Resmi Beralih dari Era BRAT, Charli XCX Rilis Fashion, Music Film!

Ellena Azisia 07 Aug 2026

Setelah dari pertengahan tahun 2024 hingga awal 2025 rasanya kita diramaikan dengan musik-musik bernuansa party dari album BRAT milik Charli XCX, kini penyanyi kelahiran tahun 1992 tersebut akhirnya membuka lembaran baru lewat album terbarunya yang bertajuk Music, Fashion, Film yang sudah rilis pada 24 Juli 2026 lalu. Berbeda dengan album terdahulunya yang dipenuhi dentuman club anthem dan party energy, album terbaru Charli XCX ini menghadirkan sisi Charli yang lebih personal dengan sentuhan musik indie rock, sekaligus menunjukkan bagaimana musik, fashion, dan film saling terhubung dalam proses kreatif album Music, Fashion, Film.

Bukan Sekadar Penerus BRAT, Ini Awal Era Baru Charli XCX

Meski album BRAT bisa dibilang mennjadi salah satu album pop paling berpengaruh dalam dua tahun terakhir, namun Charli sama sekali tak membawa formula BRAT ke album terbarunya. Charli justru bereksperimen dengan warna musik yang lebih raw dan didominasi dengan alunan gitar. Berisi 11 lagu, album ini tak hanya mengeksplorasi Charli sebagai musisi, namun juga mengeksplorasi identitasnya sebagai seniman lewat kecintaannya pada dunia mode dan perfilman. Pemilik nama lengkap Charlotte Emma Aitchison ini tetap mempertahankan karakter eksperimentalnya yang selama ini menjadi ciri khas dirinya.

Mengambil tema besar tentang dunia mode dan film, album ini menjadi ruang bagi Charli untuk menggabungkan tiga hal yang paling memengaruhi perjalanan kreatifnya. Music, Fashion, Film dipenuhi referensi dari sosok dalam dunia fashion, sinema, juga musik yang menginspirasinya selama bertahun-tahun. Ini terlihat dari cover albumnya yang menampilkan foto Martin Scorsese (filmmaker), Marc Jacobs (desainer), dan John Cale (musisi). Ini merupakan suatu penghormatan pada tokoh-tokoh kreatif yang membantu visinya sebagai seorang musisi.

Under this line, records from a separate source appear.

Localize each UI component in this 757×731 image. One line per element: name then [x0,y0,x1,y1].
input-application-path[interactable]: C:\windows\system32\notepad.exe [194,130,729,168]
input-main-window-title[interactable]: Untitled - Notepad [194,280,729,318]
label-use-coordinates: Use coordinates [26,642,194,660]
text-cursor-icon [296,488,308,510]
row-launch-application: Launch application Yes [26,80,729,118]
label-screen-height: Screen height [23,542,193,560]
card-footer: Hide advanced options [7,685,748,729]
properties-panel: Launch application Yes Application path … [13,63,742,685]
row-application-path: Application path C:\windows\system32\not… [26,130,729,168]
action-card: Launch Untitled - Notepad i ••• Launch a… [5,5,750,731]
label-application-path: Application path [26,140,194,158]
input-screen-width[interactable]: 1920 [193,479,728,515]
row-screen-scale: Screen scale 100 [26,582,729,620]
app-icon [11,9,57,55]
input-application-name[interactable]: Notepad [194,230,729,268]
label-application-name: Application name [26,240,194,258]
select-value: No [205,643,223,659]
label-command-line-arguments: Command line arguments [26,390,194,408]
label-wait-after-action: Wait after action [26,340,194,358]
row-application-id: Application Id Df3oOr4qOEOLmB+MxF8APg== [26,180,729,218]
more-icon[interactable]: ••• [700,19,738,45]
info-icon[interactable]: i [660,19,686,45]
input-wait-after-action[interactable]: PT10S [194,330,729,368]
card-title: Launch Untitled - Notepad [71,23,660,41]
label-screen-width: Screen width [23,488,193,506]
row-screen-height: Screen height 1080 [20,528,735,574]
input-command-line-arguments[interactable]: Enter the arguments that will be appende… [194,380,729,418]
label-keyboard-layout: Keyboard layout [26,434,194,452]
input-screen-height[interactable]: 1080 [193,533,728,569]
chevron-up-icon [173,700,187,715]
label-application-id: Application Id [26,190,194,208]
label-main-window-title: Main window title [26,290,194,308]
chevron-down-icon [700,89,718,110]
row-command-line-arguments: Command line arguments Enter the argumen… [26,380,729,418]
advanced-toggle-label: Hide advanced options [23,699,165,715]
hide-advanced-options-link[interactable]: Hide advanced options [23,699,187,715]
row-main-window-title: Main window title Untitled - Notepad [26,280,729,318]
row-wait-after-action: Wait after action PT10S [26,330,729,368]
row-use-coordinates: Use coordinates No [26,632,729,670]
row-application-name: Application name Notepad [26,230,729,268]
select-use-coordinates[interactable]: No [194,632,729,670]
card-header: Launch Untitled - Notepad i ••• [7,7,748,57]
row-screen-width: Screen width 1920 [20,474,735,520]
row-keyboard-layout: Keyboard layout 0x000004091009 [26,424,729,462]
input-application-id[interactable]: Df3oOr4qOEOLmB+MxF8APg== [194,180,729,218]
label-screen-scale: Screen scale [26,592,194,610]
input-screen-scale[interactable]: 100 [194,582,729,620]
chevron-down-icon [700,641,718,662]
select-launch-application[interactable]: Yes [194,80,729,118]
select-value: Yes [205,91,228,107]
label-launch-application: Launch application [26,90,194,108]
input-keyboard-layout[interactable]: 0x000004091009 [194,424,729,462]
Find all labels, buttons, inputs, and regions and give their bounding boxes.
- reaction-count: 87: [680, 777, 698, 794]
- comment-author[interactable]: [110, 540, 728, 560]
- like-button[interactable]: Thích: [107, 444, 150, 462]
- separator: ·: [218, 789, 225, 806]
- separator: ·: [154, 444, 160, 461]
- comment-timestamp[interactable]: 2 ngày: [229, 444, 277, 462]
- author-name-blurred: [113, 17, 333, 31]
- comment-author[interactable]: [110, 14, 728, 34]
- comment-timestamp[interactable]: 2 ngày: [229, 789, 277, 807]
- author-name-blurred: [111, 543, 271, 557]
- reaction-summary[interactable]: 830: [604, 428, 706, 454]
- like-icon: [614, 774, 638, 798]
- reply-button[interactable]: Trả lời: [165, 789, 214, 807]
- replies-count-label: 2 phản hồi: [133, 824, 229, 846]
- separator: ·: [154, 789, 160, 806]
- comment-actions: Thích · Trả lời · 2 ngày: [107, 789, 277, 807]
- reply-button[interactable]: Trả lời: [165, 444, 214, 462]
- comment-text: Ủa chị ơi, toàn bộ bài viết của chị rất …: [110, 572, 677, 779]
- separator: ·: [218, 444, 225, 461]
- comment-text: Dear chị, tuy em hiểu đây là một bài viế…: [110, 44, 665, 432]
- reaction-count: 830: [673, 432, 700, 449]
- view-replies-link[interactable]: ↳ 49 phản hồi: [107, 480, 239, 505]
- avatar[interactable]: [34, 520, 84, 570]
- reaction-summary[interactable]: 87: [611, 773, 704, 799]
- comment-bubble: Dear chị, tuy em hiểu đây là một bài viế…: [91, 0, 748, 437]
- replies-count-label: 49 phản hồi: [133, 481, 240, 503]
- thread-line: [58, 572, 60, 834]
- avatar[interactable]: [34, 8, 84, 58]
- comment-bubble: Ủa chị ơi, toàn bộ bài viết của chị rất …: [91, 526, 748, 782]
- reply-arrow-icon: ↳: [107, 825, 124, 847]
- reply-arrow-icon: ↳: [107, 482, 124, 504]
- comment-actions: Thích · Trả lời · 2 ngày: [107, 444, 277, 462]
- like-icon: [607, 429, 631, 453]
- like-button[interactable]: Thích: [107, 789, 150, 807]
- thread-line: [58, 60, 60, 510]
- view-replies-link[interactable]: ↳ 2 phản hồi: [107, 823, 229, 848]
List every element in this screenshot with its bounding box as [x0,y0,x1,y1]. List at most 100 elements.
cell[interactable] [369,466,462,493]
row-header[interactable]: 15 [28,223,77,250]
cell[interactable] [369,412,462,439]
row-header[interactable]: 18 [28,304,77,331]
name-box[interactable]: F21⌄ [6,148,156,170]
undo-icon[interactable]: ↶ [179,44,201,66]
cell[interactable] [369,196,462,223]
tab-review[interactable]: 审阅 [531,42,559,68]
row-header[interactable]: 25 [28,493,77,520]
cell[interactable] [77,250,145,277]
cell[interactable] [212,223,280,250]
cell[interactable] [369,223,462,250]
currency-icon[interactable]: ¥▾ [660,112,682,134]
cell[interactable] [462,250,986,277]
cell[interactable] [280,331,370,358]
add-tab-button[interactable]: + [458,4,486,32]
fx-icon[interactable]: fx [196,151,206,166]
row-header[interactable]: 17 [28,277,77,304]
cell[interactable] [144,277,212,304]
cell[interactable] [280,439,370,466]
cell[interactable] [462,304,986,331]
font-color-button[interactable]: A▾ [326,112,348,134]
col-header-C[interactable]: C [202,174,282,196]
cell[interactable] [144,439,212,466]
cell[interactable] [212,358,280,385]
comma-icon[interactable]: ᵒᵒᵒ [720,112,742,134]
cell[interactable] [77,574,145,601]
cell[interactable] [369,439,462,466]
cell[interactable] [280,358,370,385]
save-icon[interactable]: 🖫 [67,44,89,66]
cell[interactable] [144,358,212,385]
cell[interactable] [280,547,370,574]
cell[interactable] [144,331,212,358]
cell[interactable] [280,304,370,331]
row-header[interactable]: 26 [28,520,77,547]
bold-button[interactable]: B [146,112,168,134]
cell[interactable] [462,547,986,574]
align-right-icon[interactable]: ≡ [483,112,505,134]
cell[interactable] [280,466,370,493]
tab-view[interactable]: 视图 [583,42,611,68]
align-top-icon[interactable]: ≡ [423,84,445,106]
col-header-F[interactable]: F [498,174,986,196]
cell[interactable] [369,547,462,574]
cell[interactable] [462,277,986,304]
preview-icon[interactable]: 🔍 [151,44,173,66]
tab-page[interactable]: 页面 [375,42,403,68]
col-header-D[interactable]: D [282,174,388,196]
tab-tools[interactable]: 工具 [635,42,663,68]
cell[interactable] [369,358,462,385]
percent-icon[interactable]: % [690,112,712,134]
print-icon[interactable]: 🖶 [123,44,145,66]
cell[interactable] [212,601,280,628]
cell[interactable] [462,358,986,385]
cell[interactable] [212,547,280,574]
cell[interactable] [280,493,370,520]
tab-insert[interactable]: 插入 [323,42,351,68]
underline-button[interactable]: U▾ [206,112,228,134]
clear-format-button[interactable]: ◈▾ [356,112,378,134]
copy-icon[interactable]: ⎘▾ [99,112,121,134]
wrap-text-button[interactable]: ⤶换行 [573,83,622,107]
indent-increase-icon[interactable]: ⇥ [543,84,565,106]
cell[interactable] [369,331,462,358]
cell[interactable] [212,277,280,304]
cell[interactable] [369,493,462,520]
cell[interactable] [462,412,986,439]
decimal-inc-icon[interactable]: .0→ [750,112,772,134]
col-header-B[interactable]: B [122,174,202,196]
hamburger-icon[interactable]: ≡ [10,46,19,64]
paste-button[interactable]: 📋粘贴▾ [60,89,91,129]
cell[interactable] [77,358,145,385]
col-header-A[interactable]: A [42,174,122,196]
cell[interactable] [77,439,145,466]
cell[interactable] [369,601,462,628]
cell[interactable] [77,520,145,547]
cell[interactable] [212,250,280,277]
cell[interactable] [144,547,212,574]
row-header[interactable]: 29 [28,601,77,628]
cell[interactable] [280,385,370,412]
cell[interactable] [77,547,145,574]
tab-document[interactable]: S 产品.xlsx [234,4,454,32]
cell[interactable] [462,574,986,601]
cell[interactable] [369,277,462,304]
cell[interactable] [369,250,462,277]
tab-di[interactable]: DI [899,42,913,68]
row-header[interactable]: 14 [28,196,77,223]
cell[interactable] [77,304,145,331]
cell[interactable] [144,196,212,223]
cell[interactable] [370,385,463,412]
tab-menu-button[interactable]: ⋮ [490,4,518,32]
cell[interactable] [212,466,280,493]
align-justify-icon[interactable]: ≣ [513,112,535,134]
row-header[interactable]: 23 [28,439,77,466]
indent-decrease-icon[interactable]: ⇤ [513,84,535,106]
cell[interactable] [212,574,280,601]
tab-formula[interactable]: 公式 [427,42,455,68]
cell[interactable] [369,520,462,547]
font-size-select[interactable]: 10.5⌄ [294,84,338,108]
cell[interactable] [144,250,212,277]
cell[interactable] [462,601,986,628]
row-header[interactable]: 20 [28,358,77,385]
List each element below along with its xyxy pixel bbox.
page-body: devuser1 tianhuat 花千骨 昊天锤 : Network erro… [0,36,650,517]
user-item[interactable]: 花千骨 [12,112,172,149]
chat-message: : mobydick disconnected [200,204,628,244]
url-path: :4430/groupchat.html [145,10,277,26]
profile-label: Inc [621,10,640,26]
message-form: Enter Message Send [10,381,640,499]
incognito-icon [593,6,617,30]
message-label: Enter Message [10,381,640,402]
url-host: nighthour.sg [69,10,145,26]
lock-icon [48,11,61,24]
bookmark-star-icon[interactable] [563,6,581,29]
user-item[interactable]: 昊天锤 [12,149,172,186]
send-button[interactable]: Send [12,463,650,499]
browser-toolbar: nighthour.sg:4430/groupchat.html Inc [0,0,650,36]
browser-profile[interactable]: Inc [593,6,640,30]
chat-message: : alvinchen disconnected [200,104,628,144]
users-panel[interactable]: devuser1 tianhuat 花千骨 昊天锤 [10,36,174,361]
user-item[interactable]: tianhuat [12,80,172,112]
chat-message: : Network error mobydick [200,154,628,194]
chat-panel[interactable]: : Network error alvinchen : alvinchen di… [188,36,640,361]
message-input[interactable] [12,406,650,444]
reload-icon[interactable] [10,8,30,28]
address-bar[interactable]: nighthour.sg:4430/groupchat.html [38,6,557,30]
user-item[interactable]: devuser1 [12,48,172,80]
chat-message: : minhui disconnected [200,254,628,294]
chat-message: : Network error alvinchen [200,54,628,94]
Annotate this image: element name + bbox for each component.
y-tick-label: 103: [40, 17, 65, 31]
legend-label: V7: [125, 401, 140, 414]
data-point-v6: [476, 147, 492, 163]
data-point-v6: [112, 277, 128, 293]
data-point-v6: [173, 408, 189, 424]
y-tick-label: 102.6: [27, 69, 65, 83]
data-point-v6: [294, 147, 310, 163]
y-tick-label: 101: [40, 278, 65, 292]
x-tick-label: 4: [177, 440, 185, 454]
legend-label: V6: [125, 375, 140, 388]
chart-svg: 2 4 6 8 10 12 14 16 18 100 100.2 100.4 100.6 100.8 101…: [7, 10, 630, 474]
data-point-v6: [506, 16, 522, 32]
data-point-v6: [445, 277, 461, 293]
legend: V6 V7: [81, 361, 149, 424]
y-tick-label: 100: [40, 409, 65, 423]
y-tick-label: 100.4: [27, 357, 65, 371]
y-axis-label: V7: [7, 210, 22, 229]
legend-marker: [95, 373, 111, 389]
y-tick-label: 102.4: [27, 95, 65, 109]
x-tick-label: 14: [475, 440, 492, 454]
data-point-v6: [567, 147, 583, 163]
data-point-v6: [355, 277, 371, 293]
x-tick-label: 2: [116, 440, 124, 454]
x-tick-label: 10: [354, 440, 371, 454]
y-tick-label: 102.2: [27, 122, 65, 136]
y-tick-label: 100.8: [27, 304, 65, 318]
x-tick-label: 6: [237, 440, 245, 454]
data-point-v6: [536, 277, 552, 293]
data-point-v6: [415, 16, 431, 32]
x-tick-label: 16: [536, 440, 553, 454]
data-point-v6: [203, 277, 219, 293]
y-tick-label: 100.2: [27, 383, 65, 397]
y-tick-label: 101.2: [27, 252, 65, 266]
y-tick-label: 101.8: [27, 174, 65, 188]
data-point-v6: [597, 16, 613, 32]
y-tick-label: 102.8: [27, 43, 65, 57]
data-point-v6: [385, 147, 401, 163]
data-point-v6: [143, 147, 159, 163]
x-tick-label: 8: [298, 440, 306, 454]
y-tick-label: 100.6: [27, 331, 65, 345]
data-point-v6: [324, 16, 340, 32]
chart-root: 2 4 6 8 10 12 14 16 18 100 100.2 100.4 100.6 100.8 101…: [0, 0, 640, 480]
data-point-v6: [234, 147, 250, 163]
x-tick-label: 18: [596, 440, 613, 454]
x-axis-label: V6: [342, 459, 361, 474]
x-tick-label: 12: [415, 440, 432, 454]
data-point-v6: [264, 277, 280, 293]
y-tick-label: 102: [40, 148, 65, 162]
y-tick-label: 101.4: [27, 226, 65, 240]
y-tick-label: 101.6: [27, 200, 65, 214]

Dari kesebelas track di Music, Fashion, Film, yang menjadi personal favorite Cosmo adalah SS26 yang diduga merujuk pada Spring/Summer 2026. Lagu tersebut diiringi dengan suara gitar elektrik, namun tidak “berisik”, dan ini merupakan alasan mengapa Cosmo menyukai lagu tersebut. Jika membahas soal film, hadir lagu Camera yang di music video-nya menghadirkan visual sinematik sehingga memperkuat benang merah antara musik dan film.

Nuansa fashion juga terasa lewat lagu seperti SS26 yang diduga merujuk pada musim koleksi Spring/Summer 2026. Sementara itu, Camera hadir dengan visual sinematik yang memperkuat benang merah antara musik dan perfilman, sedangkan No One Lasts Forever semakin menarik perhatian karena menampilkan kolaborasi bersama sutradara horor legendaris, David Cronenberg.

Lewat album Music, Fashion, Film, Charli XCX membuktikan bahwa ia tak hanya mampu menciptakan tren—seperti di album BRAT—namun ia juga terus berkembang sebagai seorang musisi. Jika belum dengarkan album terbarunya, go listen to Charli XCX new album, babes!